While good general advice is to reduce intake of ultraprocessed foods, learning to tell the difference between better and worse types of processing can help make a difference in your food choices and health. Keep these tips in mind to choose healthy foods that work for your lifestyle and preferences:

  • Cook at home. Aim to buy unprocessed and minimally processed ingredients and cook at home as much as possible.
  • Limit ultraprocessed foods. Avoid foods with ingredient lists that contain numerous additives and few or no minimally processed ingredients.
  • Understand benefits. Many forms of processing, like pasteurization, freezing, fermentation, and heating, result in no harms and provide significant health benefits.
  • Check ingredients. Limit salt, added sugar, and refined starches in the foods you eat and buy. Nutrition Facts labels list sodium and added sugars. Refined flour is listed in the ingredients as “enriched.”
  • Use the Ratio. When buying packaged grain foods, choose those with at least one gram of fiber for every 10 grams of carbohydrate per serving.
  • Nutrition Over Process. It is not only processing methods that impact our health, but also the specific types of foods and ingredients those methods are applied to. “Processed foods aren’t intrinsically unhealthy or healthy,” says Lichtenstein. “If you only consider processing, you may miss the bigger picture of how an individual food fits into a healthy dietary pattern. For example, a food may be touted as being enriched in multiple nutrients, but if we already get enough of these nutrients from other foods, it does not really matter.” Additionally, while the Nutrition Facts panel on an ultraprocessed snack food with added vitamins and minerals could resemble the nutritional content of a whole food, that does not make the two foods equivalent. The whole or minimally processed food may contain other trace bioactive nutrients, types of fiber, and intact food structure the ultraprocessed food does not have, and these differences will not be reflected on the Nutrition Facts panel.
  • “Scientists are just starting to uncover the mechanisms for harms of highly processed foods,” says Mozaffarian. “Based on evidence to date, the major harmful factors seem to be too much refined starch and sugar, added salt and (outside the U.S.) trans fats, and the removal of healthy components like fiber (which serves as a prebiotic for our gut microbiome) and phenolics (the thousands of trace protective nutrients in foods like olive oil, cocoa, blueberries, apples, and green tea).”

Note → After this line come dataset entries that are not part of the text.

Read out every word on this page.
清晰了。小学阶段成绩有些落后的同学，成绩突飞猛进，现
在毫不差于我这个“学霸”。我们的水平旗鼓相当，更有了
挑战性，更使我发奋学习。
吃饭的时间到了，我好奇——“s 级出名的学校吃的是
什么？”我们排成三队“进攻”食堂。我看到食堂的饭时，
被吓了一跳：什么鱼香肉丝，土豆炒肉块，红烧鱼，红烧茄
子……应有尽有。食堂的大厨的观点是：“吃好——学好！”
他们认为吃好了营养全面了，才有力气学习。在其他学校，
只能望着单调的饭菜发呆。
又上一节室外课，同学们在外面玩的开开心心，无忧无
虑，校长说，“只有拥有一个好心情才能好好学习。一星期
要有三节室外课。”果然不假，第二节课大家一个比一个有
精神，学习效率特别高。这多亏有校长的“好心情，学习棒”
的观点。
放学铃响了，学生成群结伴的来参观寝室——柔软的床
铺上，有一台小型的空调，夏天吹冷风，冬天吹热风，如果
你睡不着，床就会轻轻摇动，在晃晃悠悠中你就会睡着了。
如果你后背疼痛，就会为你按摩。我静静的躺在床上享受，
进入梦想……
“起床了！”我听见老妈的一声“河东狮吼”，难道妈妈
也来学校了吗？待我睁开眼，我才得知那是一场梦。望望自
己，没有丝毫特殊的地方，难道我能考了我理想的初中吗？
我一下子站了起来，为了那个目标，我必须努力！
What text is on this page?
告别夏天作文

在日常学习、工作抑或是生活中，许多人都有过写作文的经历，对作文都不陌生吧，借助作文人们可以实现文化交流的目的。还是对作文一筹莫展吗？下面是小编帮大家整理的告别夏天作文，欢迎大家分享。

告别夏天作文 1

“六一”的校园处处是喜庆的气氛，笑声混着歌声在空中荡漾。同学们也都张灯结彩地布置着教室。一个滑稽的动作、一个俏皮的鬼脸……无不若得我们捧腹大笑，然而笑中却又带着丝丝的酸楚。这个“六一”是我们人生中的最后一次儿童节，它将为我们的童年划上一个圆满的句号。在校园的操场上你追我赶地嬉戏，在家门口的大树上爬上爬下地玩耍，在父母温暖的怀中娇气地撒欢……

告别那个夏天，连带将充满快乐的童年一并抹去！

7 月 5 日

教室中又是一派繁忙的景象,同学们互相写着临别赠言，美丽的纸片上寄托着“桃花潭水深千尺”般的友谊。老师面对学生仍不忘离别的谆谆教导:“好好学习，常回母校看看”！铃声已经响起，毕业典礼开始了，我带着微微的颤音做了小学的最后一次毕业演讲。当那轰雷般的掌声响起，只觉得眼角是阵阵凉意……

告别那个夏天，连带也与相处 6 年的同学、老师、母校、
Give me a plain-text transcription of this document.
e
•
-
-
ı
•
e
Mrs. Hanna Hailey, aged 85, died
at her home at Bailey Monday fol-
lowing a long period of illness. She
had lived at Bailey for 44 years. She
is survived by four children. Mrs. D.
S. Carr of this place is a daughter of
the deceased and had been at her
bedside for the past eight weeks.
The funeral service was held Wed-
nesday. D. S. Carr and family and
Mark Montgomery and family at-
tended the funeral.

    We know much less about the long-term health effects of all the trace additives in foods, like emulsifiers, stabilizers, thickening agents, and the chemical byproducts of packaging. “Some experiments in animals suggest these common additives could also have harms,” says Mozaffarian, “but much more research is needed. It’s unfortunate we know so little about many of the most common processing methods used in food.”

    What to Do. Mozaffarian encourages buying ingredients and cooking at home whenever possible.Whether you’re cooking at home, getting takeout, or on the go, try to emphasize minimally processed foods like fruits, vegetables, nuts, seeds, legumes, whole grains, fish, and yogurt. “Understand and consider what has been done to the foods you eat,” says Lichtenstein. “Focus on your overall dietary pattern. The biggest losses to healthfulness occur not from occasionally eating one ultraprocessed food, but from displacing most whole and minimally processed foods with ultraprocessed foods. Remember that processing can be good—like freezing berries, which makes them available year-round—or bad—like fruit rolls, which have lost their intact structure and fiber and often have added sugar.”

    Image © Avichai Morag | Getty Images
    Washing is a form of processing that does not impact the nutritional value of a natural food.

    There are some significant benefits to processed foods for modern life that shouldn’t be discounted, including longer shelf life, convenience, and food safety. “It’s time for the food industry and government to invest in the science of how to optimally process foods,” says Mozaffarian. “Then we can keep the benefits and minimize the harms.”